Orthodox Church after the 7 Councils stabilized and only Icons were challenged later on but it was quickly resolved.

So Orthodox did not spread heresies like a 30 mm Gatling Gun.

If we live in the modern Spirit of the World we are today this is because of the Catholic Church direct and indirect heresies (Protestantism+ Humanism) that spread from it and engulfed the whole world. The Apostates came from Catholic Church or the interaction with it.

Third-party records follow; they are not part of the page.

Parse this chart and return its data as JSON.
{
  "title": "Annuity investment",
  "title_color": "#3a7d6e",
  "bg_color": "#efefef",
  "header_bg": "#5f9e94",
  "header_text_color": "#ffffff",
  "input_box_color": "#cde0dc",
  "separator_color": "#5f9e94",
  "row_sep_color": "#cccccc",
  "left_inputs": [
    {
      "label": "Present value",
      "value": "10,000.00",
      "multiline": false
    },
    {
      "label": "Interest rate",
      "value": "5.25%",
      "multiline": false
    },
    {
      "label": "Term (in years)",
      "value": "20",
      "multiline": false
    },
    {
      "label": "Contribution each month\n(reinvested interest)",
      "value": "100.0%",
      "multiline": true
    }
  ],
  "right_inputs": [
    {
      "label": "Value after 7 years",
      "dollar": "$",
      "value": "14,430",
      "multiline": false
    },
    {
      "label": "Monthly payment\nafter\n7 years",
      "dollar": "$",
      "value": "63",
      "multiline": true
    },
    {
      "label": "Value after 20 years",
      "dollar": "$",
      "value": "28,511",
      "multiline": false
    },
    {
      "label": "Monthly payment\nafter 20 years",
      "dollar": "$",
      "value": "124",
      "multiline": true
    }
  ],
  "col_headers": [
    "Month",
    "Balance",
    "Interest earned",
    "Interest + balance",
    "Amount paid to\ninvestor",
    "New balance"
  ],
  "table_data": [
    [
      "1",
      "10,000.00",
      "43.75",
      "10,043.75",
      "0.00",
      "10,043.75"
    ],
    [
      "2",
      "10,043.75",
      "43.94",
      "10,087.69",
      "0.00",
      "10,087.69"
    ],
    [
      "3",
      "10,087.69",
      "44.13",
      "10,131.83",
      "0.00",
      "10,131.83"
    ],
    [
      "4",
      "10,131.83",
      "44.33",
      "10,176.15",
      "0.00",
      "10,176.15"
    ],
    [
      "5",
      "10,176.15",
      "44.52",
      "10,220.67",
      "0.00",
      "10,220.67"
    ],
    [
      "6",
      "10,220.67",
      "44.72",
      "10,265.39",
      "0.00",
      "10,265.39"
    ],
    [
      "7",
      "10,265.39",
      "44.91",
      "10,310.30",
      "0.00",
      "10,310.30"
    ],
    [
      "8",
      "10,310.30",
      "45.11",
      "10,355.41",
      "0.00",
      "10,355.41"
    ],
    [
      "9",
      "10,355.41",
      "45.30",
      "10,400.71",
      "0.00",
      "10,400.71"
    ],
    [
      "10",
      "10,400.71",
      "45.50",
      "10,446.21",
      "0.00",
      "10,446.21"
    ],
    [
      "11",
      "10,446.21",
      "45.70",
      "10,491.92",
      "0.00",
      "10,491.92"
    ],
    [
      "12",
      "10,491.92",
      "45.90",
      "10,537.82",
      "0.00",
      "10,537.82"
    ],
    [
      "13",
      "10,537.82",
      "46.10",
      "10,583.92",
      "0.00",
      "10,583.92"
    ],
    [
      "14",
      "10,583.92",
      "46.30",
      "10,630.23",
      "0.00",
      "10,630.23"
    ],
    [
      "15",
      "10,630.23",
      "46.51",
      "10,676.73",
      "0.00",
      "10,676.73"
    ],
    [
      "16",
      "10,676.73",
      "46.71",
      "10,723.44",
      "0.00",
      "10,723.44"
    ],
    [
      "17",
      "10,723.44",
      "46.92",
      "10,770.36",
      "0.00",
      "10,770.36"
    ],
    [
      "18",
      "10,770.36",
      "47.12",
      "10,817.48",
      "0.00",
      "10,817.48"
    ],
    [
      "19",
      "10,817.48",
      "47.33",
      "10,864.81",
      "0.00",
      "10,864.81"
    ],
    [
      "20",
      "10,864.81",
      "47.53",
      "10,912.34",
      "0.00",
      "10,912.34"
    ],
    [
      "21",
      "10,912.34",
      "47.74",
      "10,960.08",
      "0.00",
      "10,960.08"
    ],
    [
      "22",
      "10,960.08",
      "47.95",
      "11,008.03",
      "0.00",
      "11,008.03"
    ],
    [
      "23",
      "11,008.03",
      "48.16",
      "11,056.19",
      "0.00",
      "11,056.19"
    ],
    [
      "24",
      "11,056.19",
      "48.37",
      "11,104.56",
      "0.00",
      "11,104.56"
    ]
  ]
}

Now the question is how to solve this? Should Catholic Church march forward as before or should it contract in a dogmatic state before 1054?

The dogma (the core of beliefs) are critical to the answer to the Spirit of the World, and Catholic Church changed too much and too wild since the days of the 7 Councils. I will suggest that the medicine is returning to those values not marching on innovations. For a true unity we need the Dogma resolved, but this will not happen because the Center (Vatican) wants power and not unity.